Même si la hausse des taux aux États-Unis pouvait s’avérer difficile pour certaines entreprises et certains États des ME, une croissance économique plus forte aux États-Unis et dans d’autres marchés développés profiterait à de nombreux actifs et économies des ME. Cette thèse est toujours valable dans une certaine mesure, mais le problème actuel est que les bénéfices escomptés pour les marchés émergents sont minés par les effets négatifs de la politique commerciale américaine (droits de douane, sanctions ainsi que menaces de l’un ou l’autre, voire des deux). Par exemple, la croissance du volume du commerce mondial est menacée par la mise en œuvre de manière agressive par les États-Unis de politiques protectionnistes commerciales. 

Par conséquent, l’un des principaux risques dans les mois à venir réside dans les politiques et les mesures qui découleront réellement du programme commercial des États-Unis et leur impact potentiel sur le commerce mondial.

Un effet domino

Des risques propres à certains pays pourraient avoir un effet domino. La Chine est un cas évident. Le pays est un maillon essentiel entre les ME et les pays développés, de sorte qu’un ralentissement économique dans ce pays pourrait avoir de lourdes conséquences. Par exemple, les prix des produits de base ont été favorables à de nombreuses monnaies des ME, mais si la Chine subissait un ralentissement important de la demande ou de la croissance, cela exercerait probablement des pressions sur les pays et entreprises producteurs de produits de base. Toutefois, il est peu probable que le scénario du pire se réalise. La Chine dispose de vastes ressources (par exemple, des réserves de change) et d’un système politique capable de défendre son économie contre un revers important.

Il y a ensuite le cas de la Turquie. Le Président Erdogan se trouve sur le seul chemin qui lui permettra d’éviter une catastrophe (mais avec une étroite marge d’erreur), et que le risque de défaut des obligations de la Turquie est faible. Le principal risque est que la crise économique et monétaire de la Turquie conduise les grandes banques européennes à réduire leur exposition aux ME. En début d’année, les banques commerciales étaient sur le point de se redresser et de fournir une source de flux vers les ME, contribuant ainsi à combler l’écart de liquidité laissé par les banques centrales et à soutenir les prix des actifs ME. Cet argument est désormais moins pertinent au vu de l’évolution de la situation en Turquie.

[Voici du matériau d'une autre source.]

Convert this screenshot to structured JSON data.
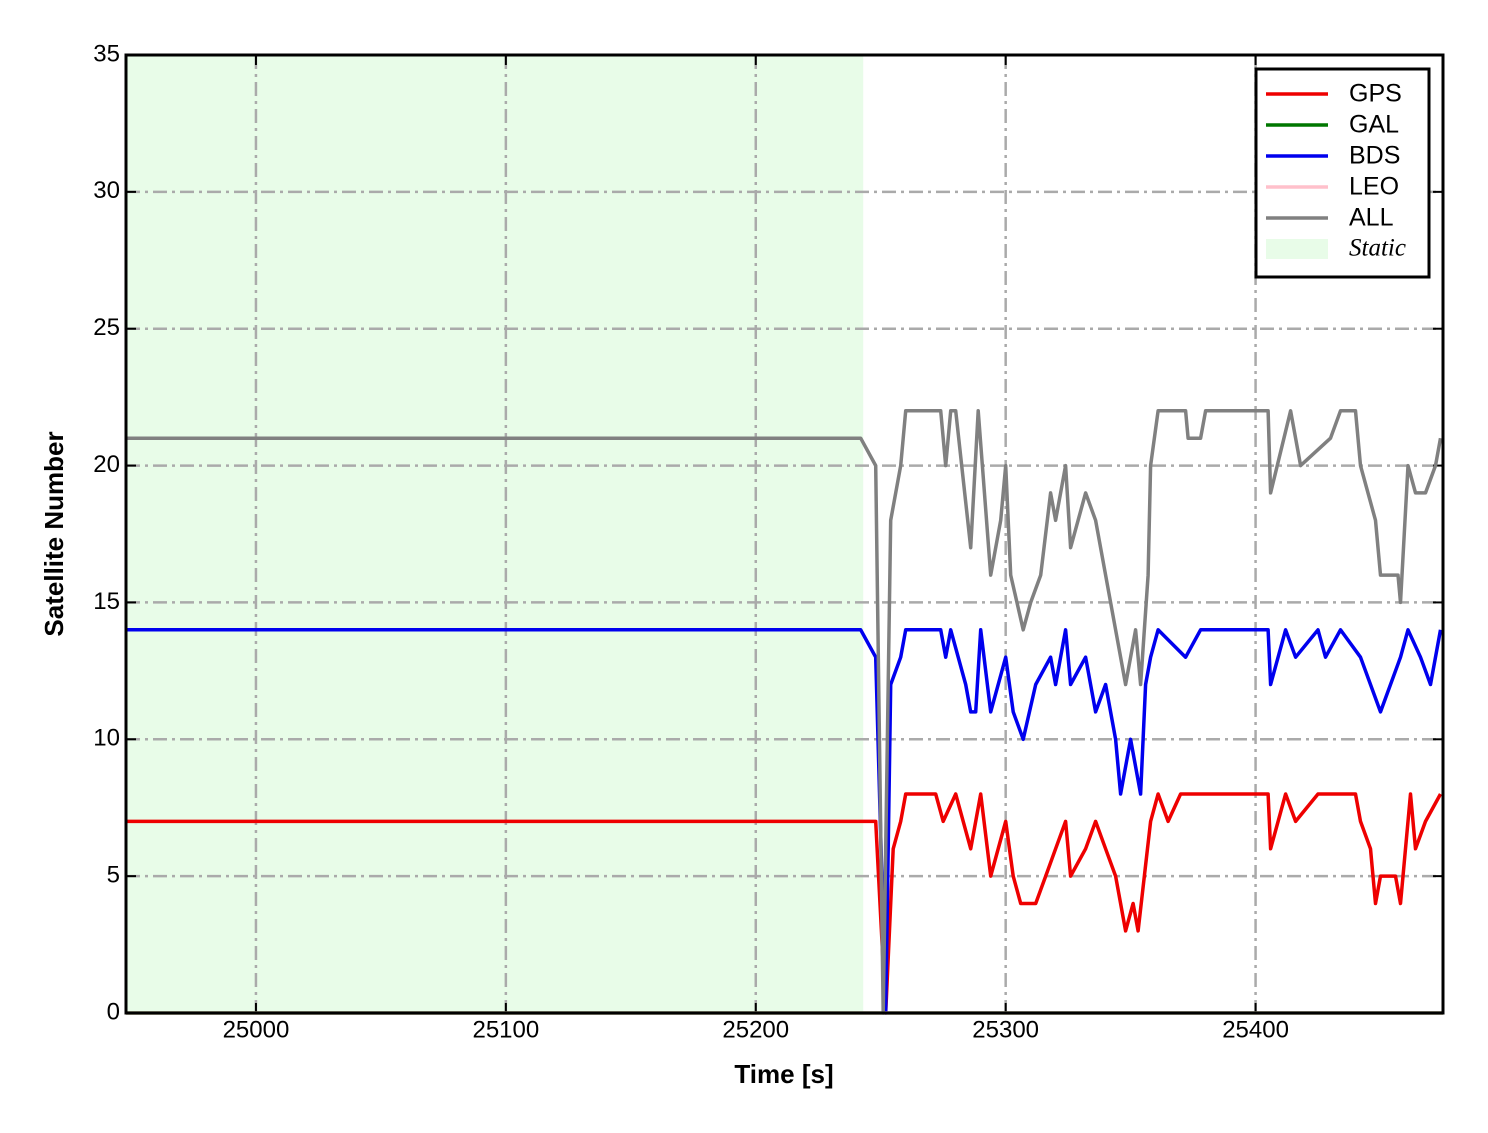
{
  "chart_data": {
    "type": "line",
    "xlabel": "Time [s]",
    "ylabel": "Satellite Number",
    "xlim": [
      24948,
      25475
    ],
    "ylim": [
      0,
      35
    ],
    "xticks": [
      25000,
      25100,
      25200,
      25300,
      25400
    ],
    "yticks": [
      0,
      5,
      10,
      15,
      20,
      25,
      30,
      35
    ],
    "grid": true,
    "legend": "upper right",
    "span": {
      "label": "Static",
      "color": "#e8fce8",
      "x": [
        24948,
        25243
      ]
    },
    "series": [
      {
        "name": "GPS",
        "color": "#ee0000",
        "x": [
          24948,
          25248,
          25252,
          25255,
          25258,
          25260,
          25272,
          25275,
          25280,
          25286,
          25290,
          25294,
          25300,
          25303,
          25306,
          25312,
          25316,
          25320,
          25324,
          25326,
          25332,
          25336,
          25340,
          25344,
          25346,
          25348,
          25351,
          25353,
          25358,
          25361,
          25365,
          25370,
          25405,
          25406,
          25412,
          25416,
          25425,
          25440,
          25442,
          25446,
          25448,
          25450,
          25456,
          25458,
          25462,
          25464,
          25468,
          25474
        ],
        "values": [
          7,
          7,
          0,
          6,
          7,
          8,
          8,
          7,
          8,
          6,
          8,
          5,
          7,
          5,
          4,
          4,
          5,
          6,
          7,
          5,
          6,
          7,
          6,
          5,
          4,
          3,
          4,
          3,
          7,
          8,
          7,
          8,
          8,
          6,
          8,
          7,
          8,
          8,
          7,
          6,
          4,
          5,
          5,
          4,
          8,
          6,
          7,
          8
        ]
      },
      {
        "name": "GAL",
        "color": "#007700",
        "x": [
          24948,
          25475
        ],
        "values": [
          0,
          0
        ]
      },
      {
        "name": "BDS",
        "color": "#0000ee",
        "x": [
          24948,
          25242,
          25248,
          25252,
          25254,
          25258,
          25260,
          25274,
          25276,
          25278,
          25284,
          25286,
          25288,
          25290,
          25294,
          25300,
          25303,
          25307,
          25312,
          25318,
          25320,
          25324,
          25326,
          25332,
          25336,
          25340,
          25344,
          25346,
          25350,
          25354,
          25356,
          25358,
          25361,
          25372,
          25378,
          25405,
          25406,
          25412,
          25416,
          25425,
          25428,
          25434,
          25442,
          25450,
          25458,
          25461,
          25466,
          25470,
          25474
        ],
        "values": [
          14,
          14,
          13,
          0,
          12,
          13,
          14,
          14,
          13,
          14,
          12,
          11,
          11,
          14,
          11,
          13,
          11,
          10,
          12,
          13,
          12,
          14,
          12,
          13,
          11,
          12,
          10,
          8,
          10,
          8,
          12,
          13,
          14,
          13,
          14,
          14,
          12,
          14,
          13,
          14,
          13,
          14,
          13,
          11,
          13,
          14,
          13,
          12,
          14
        ]
      },
      {
        "name": "LEO",
        "color": "#ffc0cb",
        "x": [
          24948,
          25475
        ],
        "values": [
          0,
          0
        ]
      },
      {
        "name": "ALL",
        "color": "#808080",
        "x": [
          24948,
          25242,
          25248,
          25251,
          25254,
          25258,
          25260,
          25274,
          25276,
          25278,
          25280,
          25286,
          25289,
          25294,
          25298,
          25300,
          25302,
          25307,
          25310,
          25314,
          25318,
          25320,
          25324,
          25326,
          25332,
          25336,
          25340,
          25344,
          25348,
          25352,
          25354,
          25357,
          25358,
          25361,
          25372,
          25373,
          25378,
          25380,
          25405,
          25406,
          25414,
          25418,
          25430,
          25434,
          25440,
          25442,
          25448,
          25450,
          25457,
          25458,
          25461,
          25464,
          25468,
          25472,
          25474
        ],
        "values": [
          21,
          21,
          20,
          0,
          18,
          20,
          22,
          22,
          20,
          22,
          22,
          17,
          22,
          16,
          18,
          20,
          16,
          14,
          15,
          16,
          19,
          18,
          20,
          17,
          19,
          18,
          16,
          14,
          12,
          14,
          12,
          16,
          20,
          22,
          22,
          21,
          21,
          22,
          22,
          19,
          22,
          20,
          21,
          22,
          22,
          20,
          18,
          16,
          16,
          15,
          20,
          19,
          19,
          20,
          21
        ]
      }
    ]
  }
}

Le risque politique vaut également la peine d’être surveillé dans certains pays, compte tenu notamment du lourd calendrier électoral en 2018–2019 dans les ME. Au cours du premier semestre de cette année, des élections importantes ont eu lieu au Mexique, au Venezuela, en Malaisie, en Hongrie et ailleurs. Des élections générales très importantes auront lieu au Brésil en octobre 2018, puis en Thaïlande, en Afrique du Sud et en Argentine l’année prochaine, entre autres.

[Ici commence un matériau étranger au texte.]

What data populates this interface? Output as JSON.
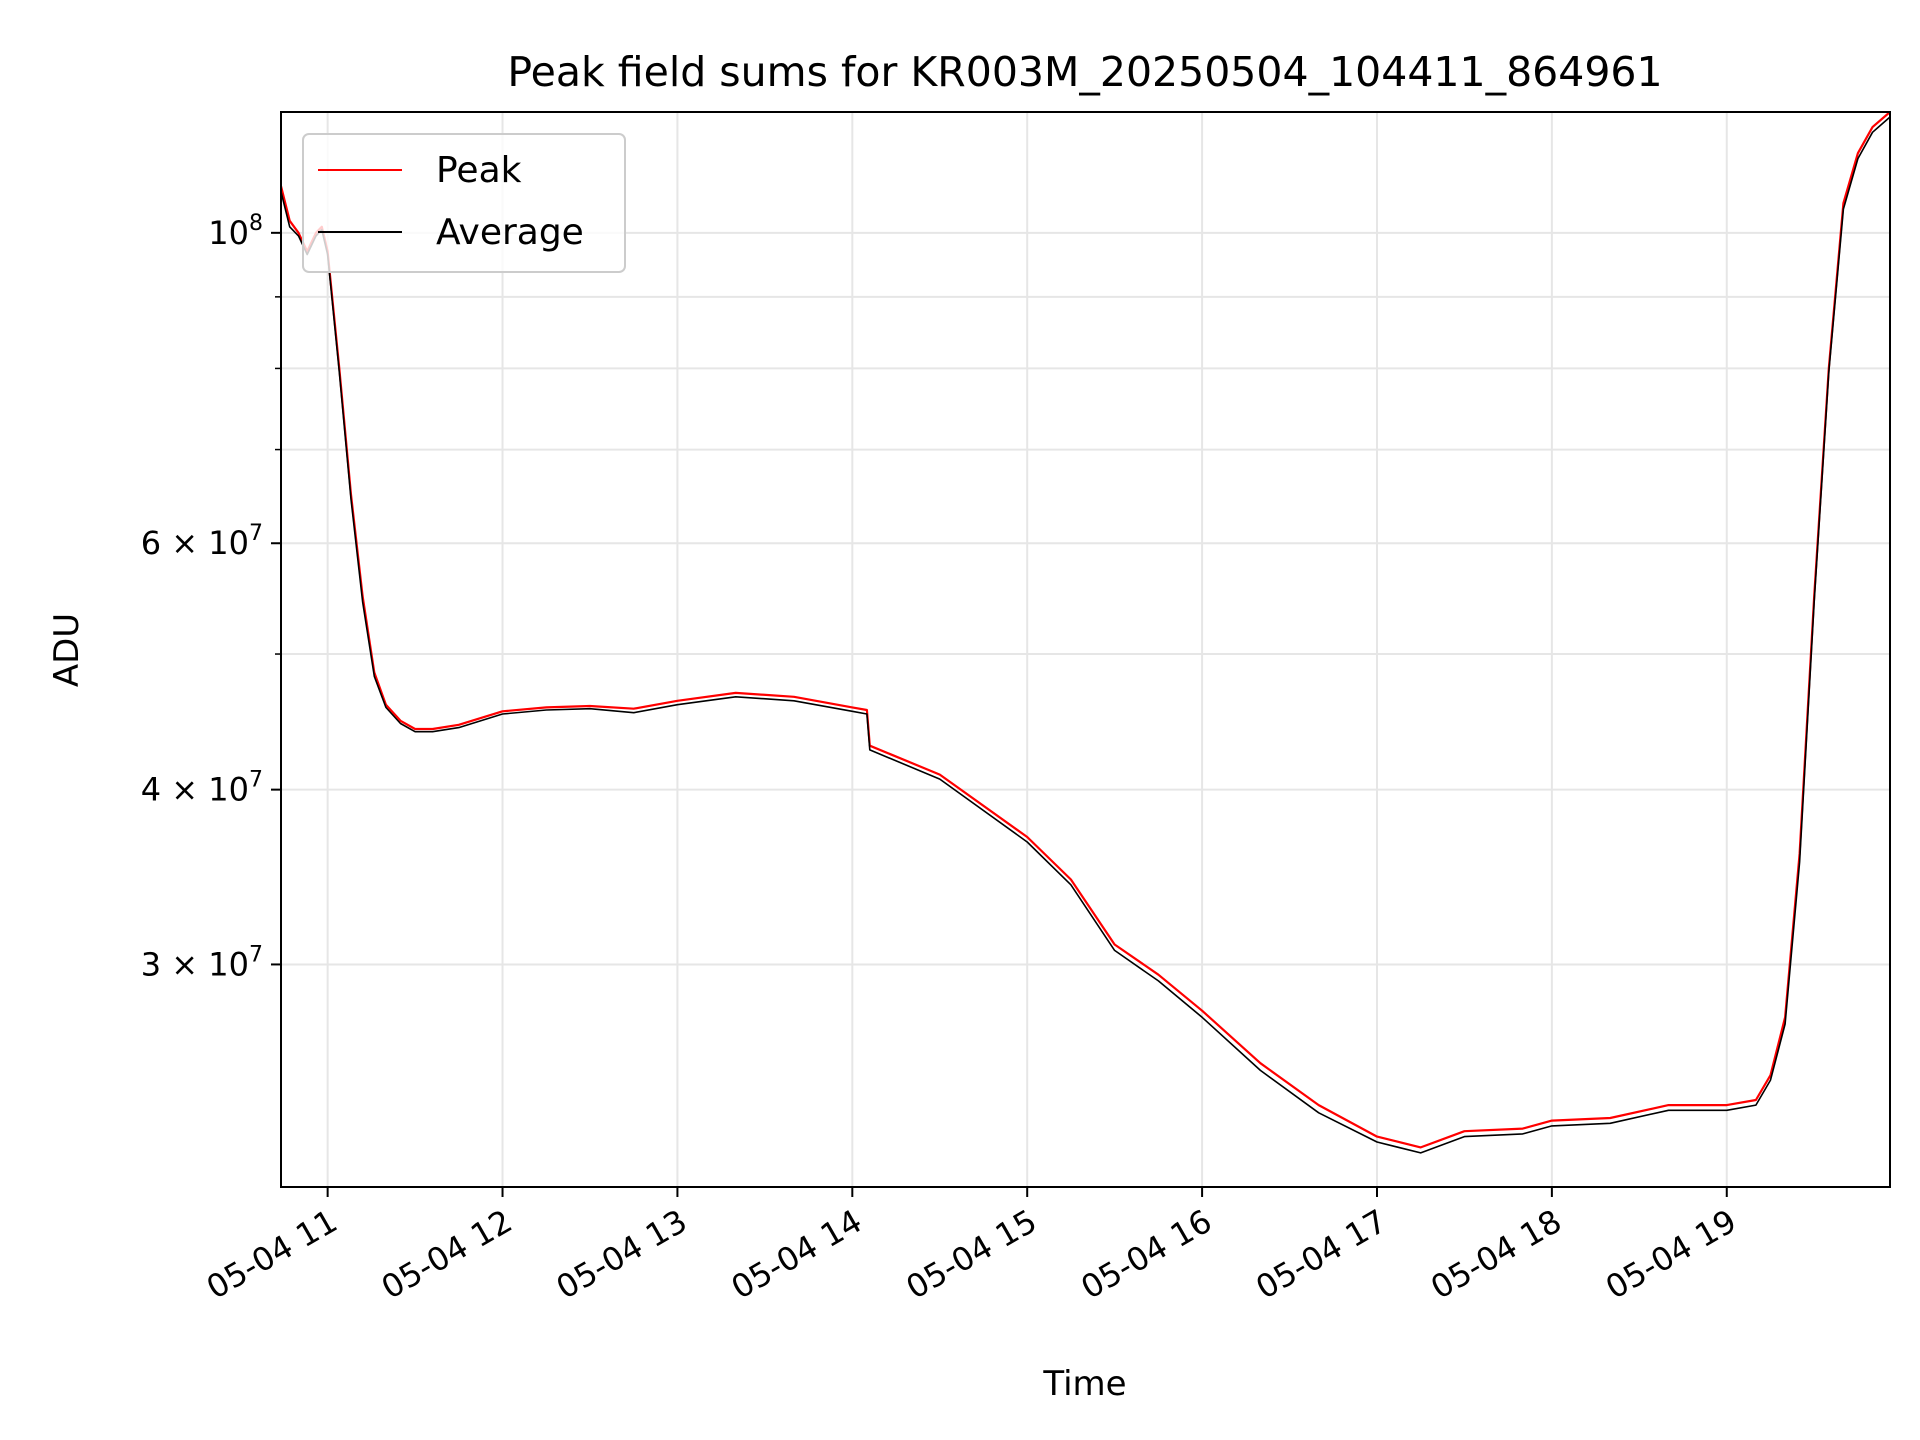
{
  "chart_data": {
    "type": "line",
    "title": "Peak field sums for KR003M_20250504_104411_864961",
    "xlabel": "Time",
    "ylabel": "ADU",
    "x_type": "datetime",
    "xlim": [
      "2025-05-04 10:44",
      "2025-05-04 19:56"
    ],
    "ylim": [
      20800000,
      122000000
    ],
    "y_scale": "log",
    "grid": true,
    "legend_position": "upper-left",
    "x_ticks": [
      {
        "value": "2025-05-04 11:00",
        "label": "05-04 11"
      },
      {
        "value": "2025-05-04 12:00",
        "label": "05-04 12"
      },
      {
        "value": "2025-05-04 13:00",
        "label": "05-04 13"
      },
      {
        "value": "2025-05-04 14:00",
        "label": "05-04 14"
      },
      {
        "value": "2025-05-04 15:00",
        "label": "05-04 15"
      },
      {
        "value": "2025-05-04 16:00",
        "label": "05-04 16"
      },
      {
        "value": "2025-05-04 17:00",
        "label": "05-04 17"
      },
      {
        "value": "2025-05-04 18:00",
        "label": "05-04 18"
      },
      {
        "value": "2025-05-04 19:00",
        "label": "05-04 19"
      }
    ],
    "y_major_ticks": [
      {
        "value": 30000000,
        "mantissa": "3",
        "exponent": "7"
      },
      {
        "value": 40000000,
        "mantissa": "4",
        "exponent": "7"
      },
      {
        "value": 60000000,
        "mantissa": "6",
        "exponent": "7"
      },
      {
        "value": 100000000,
        "mantissa": "",
        "exponent": "8"
      }
    ],
    "y_minor_grid": [
      50000000,
      70000000,
      80000000,
      90000000
    ],
    "x": [
      "2025-05-04 10:44",
      "2025-05-04 10:47",
      "2025-05-04 10:50",
      "2025-05-04 10:53",
      "2025-05-04 10:56",
      "2025-05-04 10:58",
      "2025-05-04 11:00",
      "2025-05-04 11:04",
      "2025-05-04 11:08",
      "2025-05-04 11:12",
      "2025-05-04 11:16",
      "2025-05-04 11:20",
      "2025-05-04 11:25",
      "2025-05-04 11:30",
      "2025-05-04 11:36",
      "2025-05-04 11:45",
      "2025-05-04 12:00",
      "2025-05-04 12:15",
      "2025-05-04 12:30",
      "2025-05-04 12:45",
      "2025-05-04 13:00",
      "2025-05-04 13:20",
      "2025-05-04 13:40",
      "2025-05-04 14:00",
      "2025-05-04 14:05",
      "2025-05-04 14:06",
      "2025-05-04 14:30",
      "2025-05-04 15:00",
      "2025-05-04 15:15",
      "2025-05-04 15:30",
      "2025-05-04 15:45",
      "2025-05-04 16:00",
      "2025-05-04 16:20",
      "2025-05-04 16:40",
      "2025-05-04 17:00",
      "2025-05-04 17:15",
      "2025-05-04 17:30",
      "2025-05-04 17:50",
      "2025-05-04 18:00",
      "2025-05-04 18:20",
      "2025-05-04 18:40",
      "2025-05-04 19:00",
      "2025-05-04 19:10",
      "2025-05-04 19:15",
      "2025-05-04 19:20",
      "2025-05-04 19:25",
      "2025-05-04 19:30",
      "2025-05-04 19:35",
      "2025-05-04 19:40",
      "2025-05-04 19:45",
      "2025-05-04 19:50",
      "2025-05-04 19:56"
    ],
    "series": [
      {
        "name": "Peak",
        "color": "#ff0000",
        "values": [
          108000000,
          102000000,
          100000000,
          97000000,
          100000000,
          101000000,
          97000000,
          80000000,
          65000000,
          55000000,
          48500000,
          46000000,
          44800000,
          44200000,
          44200000,
          44500000,
          45500000,
          45800000,
          45900000,
          45700000,
          46300000,
          46900000,
          46600000,
          45800000,
          45600000,
          43000000,
          41000000,
          37000000,
          34500000,
          31000000,
          29500000,
          27800000,
          25500000,
          23800000,
          22600000,
          22200000,
          22800000,
          22900000,
          23200000,
          23300000,
          23800000,
          23800000,
          24000000,
          25000000,
          27500000,
          36000000,
          55000000,
          80000000,
          105000000,
          114000000,
          119000000,
          122000000
        ]
      },
      {
        "name": "Average",
        "color": "#000000",
        "values": [
          107000000,
          101000000,
          99500000,
          96500000,
          99500000,
          100500000,
          96500000,
          79500000,
          64500000,
          54500000,
          48200000,
          45800000,
          44600000,
          44000000,
          44000000,
          44300000,
          45300000,
          45600000,
          45700000,
          45400000,
          46000000,
          46600000,
          46300000,
          45500000,
          45300000,
          42700000,
          40700000,
          36700000,
          34200000,
          30700000,
          29200000,
          27500000,
          25200000,
          23500000,
          22400000,
          22000000,
          22600000,
          22700000,
          23000000,
          23100000,
          23600000,
          23600000,
          23800000,
          24800000,
          27200000,
          35500000,
          54500000,
          79500000,
          104000000,
          113000000,
          118000000,
          121000000
        ]
      }
    ]
  }
}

Un environnement incertain

Les gestionnaires actifs et compétents de dettes des ME sont bien équipés pour affronter ces types de difficultés et de défis. Avoir la capacité d’éviter les risques non désirés et de capitaliser sur des possibles opportunités sous-exploitées peut faire toute la différence dans une classe d’actifs sujette à l’instabilité des marchés.

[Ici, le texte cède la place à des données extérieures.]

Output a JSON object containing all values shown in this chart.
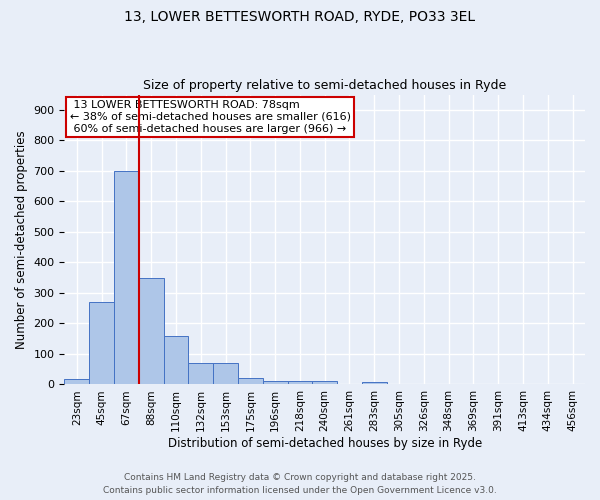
{
  "title1": "13, LOWER BETTESWORTH ROAD, RYDE, PO33 3EL",
  "title2": "Size of property relative to semi-detached houses in Ryde",
  "xlabel": "Distribution of semi-detached houses by size in Ryde",
  "ylabel": "Number of semi-detached properties",
  "property_label": "13 LOWER BETTESWORTH ROAD: 78sqm",
  "pct_smaller": 38,
  "n_smaller": 616,
  "pct_larger": 60,
  "n_larger": 966,
  "bin_labels": [
    "23sqm",
    "45sqm",
    "67sqm",
    "88sqm",
    "110sqm",
    "132sqm",
    "153sqm",
    "175sqm",
    "196sqm",
    "218sqm",
    "240sqm",
    "261sqm",
    "283sqm",
    "305sqm",
    "326sqm",
    "348sqm",
    "369sqm",
    "391sqm",
    "413sqm",
    "434sqm",
    "456sqm"
  ],
  "bin_values": [
    18,
    270,
    700,
    350,
    160,
    70,
    70,
    22,
    12,
    12,
    10,
    0,
    8,
    0,
    0,
    0,
    0,
    0,
    0,
    0,
    0
  ],
  "bar_color": "#aec6e8",
  "bar_edge_color": "#4472c4",
  "vline_x_index": 2.5,
  "vline_color": "#cc0000",
  "background_color": "#e8eef8",
  "grid_color": "#ffffff",
  "annotation_box_color": "#cc0000",
  "footer1": "Contains HM Land Registry data © Crown copyright and database right 2025.",
  "footer2": "Contains public sector information licensed under the Open Government Licence v3.0.",
  "ylim": [
    0,
    950
  ],
  "yticks": [
    0,
    100,
    200,
    300,
    400,
    500,
    600,
    700,
    800,
    900
  ]
}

La sélection du pays émergent et du titre demeurera primordiale jusqu’à la fin de 2018 et le début de 2019. En particulier au niveau des entreprises, les risques macroéconomiques et propres à chaque pays décrits ci-dessus n’ont que peu ou pas d’incidence sur la santé et la solidité de la plupart des émetteurs individuels de dette des ME. Par exemple, le spectre de guerres commerciales, le resserrement de la politique monétaire aux États-Unis et la crise en Turquie sont peu susceptibles d’entraîner la défaillance ou le déclassement d’une entreprise fondamentalement solide d’un ME. Au contraire, la volatilité des marchés déclenchée par les craintes des investisseurs à l’égard de ces émissions peut créer des opportunités pour les gestionnaires actifs en leur procurant des points d’entrée intéressants dans des émetteurs solides ayant des perspectives favorables sur le long terme.

«La sélection du pays émergent et du titre demeurera primordiale jusqu’à la fin de 2018 et le début de 2019.»